Comment expliquer l'énorme popularité auprès des fans de SF des aventures de Miles Vorkosigan, qui ont déjà valu à son auteur un total de quatre prix Hugo (et dont le dernier épisode, A Civil Campaign, figure encore une fois comme finaliste cette année) ? Au premier abord, il s'agit de military SF, sous-genre apparenté au space opera, comme on en produit beaucoup aujourd'hui aux États-Unis (voir Jerry Pournelle, David Drake ou David Feintuch), où les intrigues politico-militaires et les affrontements armés prédominent sur l'originalité conceptuelle du monde fictif. On suit Miles à travers divers épisodes de sa carrière comme agent secret de la Sécurité impériale de Barrayar, planète néo-féodale qui sort d'une période d'isolement par rapport aux autres mondes.
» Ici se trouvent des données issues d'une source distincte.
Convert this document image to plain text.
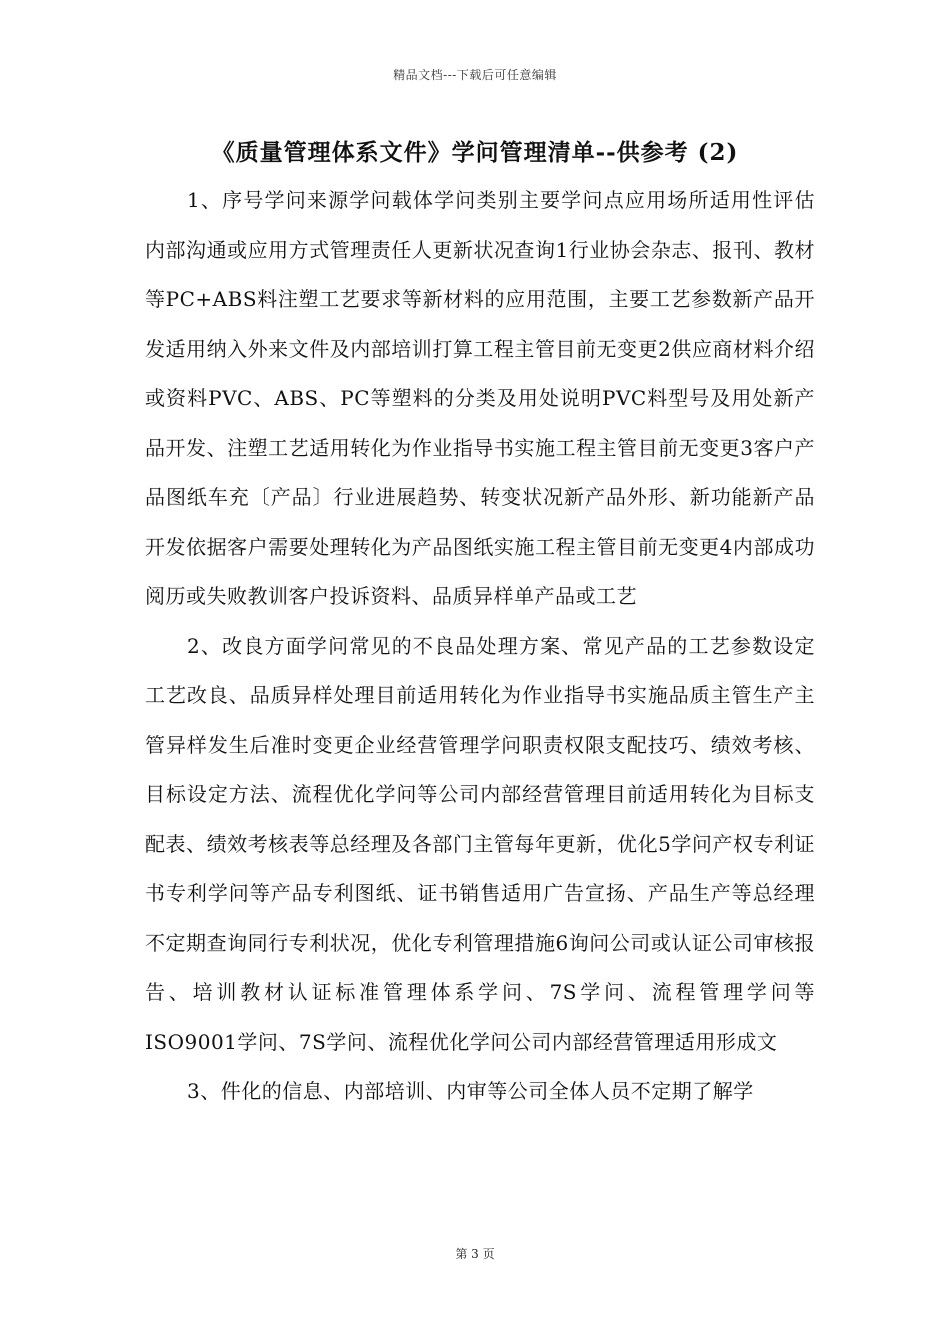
精品文档---下载后可任意编辑
《质量管理体系文件》学问管理清单--供参考 (2)

1、序号学问来源学问载体学问类别主要学问点应用场所适用性评估内部沟通或应用方式管理责任人更新状况查询1行业协会杂志、报刊、教材等PC+ABS料注塑工艺要求等新材料的应用范围，主要工艺参数新产品开发适用纳入外来文件及内部培训打算工程主管目前无变更2供应商材料介绍或资料PVC、ABS、PC等塑料的分类及用处说明PVC料型号及用处新产品开发、注塑工艺适用转化为作业指导书实施工程主管目前无变更3客户产品图纸车充〔产品〕行业进展趋势、转变状况新产品外形、新功能新产品开发依据客户需要处理转化为产品图纸实施工程主管目前无变更4内部成功阅历或失败教训客户投诉资料、品质异样单产品或工艺

2、改良方面学问常见的不良品处理方案、常见产品的工艺参数设定工艺改良、品质异样处理目前适用转化为作业指导书实施品质主管生产主管异样发生后准时变更企业经营管理学问职责权限支配技巧、绩效考核、目标设定方法、流程优化学问等公司内部经营管理目前适用转化为目标支配表、绩效考核表等总经理及各部门主管每年更新，优化5学问产权专利证书专利学问等产品专利图纸、证书销售适用广告宣扬、产品生产等总经理不定期查询同行专利状况，优化专利管理措施6询问公司或认证公司审核报告、培训教材认证标准管理体系学问、7S学问、流程管理学问等ISO9001学问、7S学问、流程优化学问公司内部经营管理适用形成文

3、件化的信息、内部培训、内审等公司全体人员不定期了解学

第 3 页
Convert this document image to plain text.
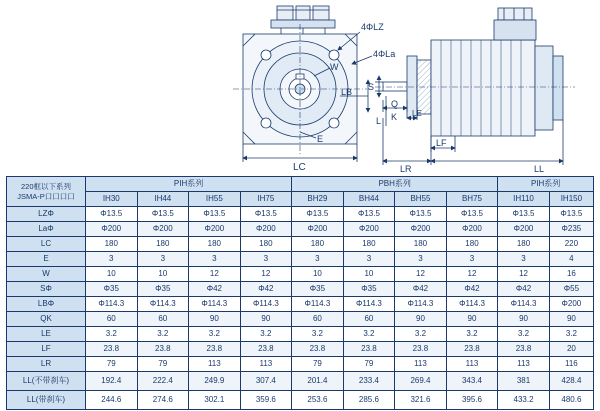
4ΦLZ
4ΦLa
W
E
LB
LC
S
Q
K LE
L
LF
LR	LL
220框以下系列
JSMA-P口口口口	PIH系列				PBH系列				PIH系列	
	IH30	IH44	IH55	IH75	BH29	BH44	BH55	BH75	IH110	IH150
LZΦ	Φ13.5	Φ13.5	Φ13.5	Φ13.5	Φ13.5	Φ13.5	Φ13.5	Φ13.5	Φ13.5	Φ13.5
LaΦ	Φ200	Φ200	Φ200	Φ200	Φ200	Φ200	Φ200	Φ200	Φ200	Φ235
LC	180	180	180	180	180	180	180	180	180	220
E	3	3	3	3	3	3	3	3	3	4
W	10	10	12	12	10	10	12	12	12	16
SΦ	Φ35	Φ35	Φ42	Φ42	Φ35	Φ35	Φ42	Φ42	Φ42	Φ55
LBΦ	Φ114.3	Φ114.3	Φ114.3	Φ114.3	Φ114.3	Φ114.3	Φ114.3	Φ114.3	Φ114.3	Φ200
QK	60	60	90	90	60	60	90	90	90	90
LE	3.2	3.2	3.2	3.2	3.2	3.2	3.2	3.2	3.2	3.2
LF	23.8	23.8	23.8	23.8	23.8	23.8	23.8	23.8	23.8	20
LR	79	79	113	113	79	79	113	113	113	116
LL(不带刹车)	192.4	222.4	249.9	307.4	201.4	233.4	269.4	343.4	381	428.4
LL(带刹车)	244.6	274.6	302.1	359.6	253.6	285.6	321.6	395.6	433.2	480.6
Cependant, le cycle Vorkosigan comporte quelques aspects particuliers qui ont sans doute contribué à son succès. Tout d'abord, Miles est un personnage étonnamment vulnérable pour un héros militaire. À cause des circonstances de sa naissance (des comploteurs ont administré une toxine à sa mère pendant sa grossesse), il se trouve encombré d'un corps sévèrement déformé : il est très petit, bossu et a des os extrêmement fragiles. En plus, il s'agit d'un double handicap, car la société de Barrayar, qui a souffert de l'utilisation des armements nucléaires dans son passé, continue à nourrir un solide préjugé contre les mutations génétiques (et même si les tares physiques de Miles sont de nature tératologique et non reproductibles, il est considéré comme un mutant). Malgré ses origines aristocratiques, une carrière militaire normale lui est donc refusée, mais grâce à sa ténacité, son intelligence aiguë et une débrouillardise hors pair, Miles réussira néanmoins à trouver une place honorable dans les services secrets de l'Empire barrayaran, même si ses exploits ne seront jamais reconnus publiquement.
L'accumulation des forces et des faiblesses chez Miles lui donne une profondeur psychologique assez extraordinaire. Bujold, qui apporte une sensibilité bien « féminine » à ces récits, attache autant d'importance aux affaires de cœur et aux rapports de famille qu'au maniement des armes, et met en relief la responsabilité morale de ses personnages. Mais le ton est toujours allégé par l'humour et la distanciation ironique de Miles par rapport à l'action. C'est une combinaison qui a visiblement fait mouche dans un lectorat de SF où (faut-il encore insister là-dessus ?) la parité hommes-femmes s'est installée pleinement. Et cela même dans une citadelle réputée être machiste comme la SF d'orientation militaire. Si Lois McMaster Bujold est l'une des premières pionnières à s'y engouffrer avec succès (mais on peut citer C. J. Cherryh bien avant elle), d'autres sont en train d'agrandir la brèche : Catherine Asaro, Elizabeth Moon, Susan R. Matthews, Kristine Smith et David Weber (oui, c'est un mec, mais son héroïne, Honor Harrington, ne l'est pas).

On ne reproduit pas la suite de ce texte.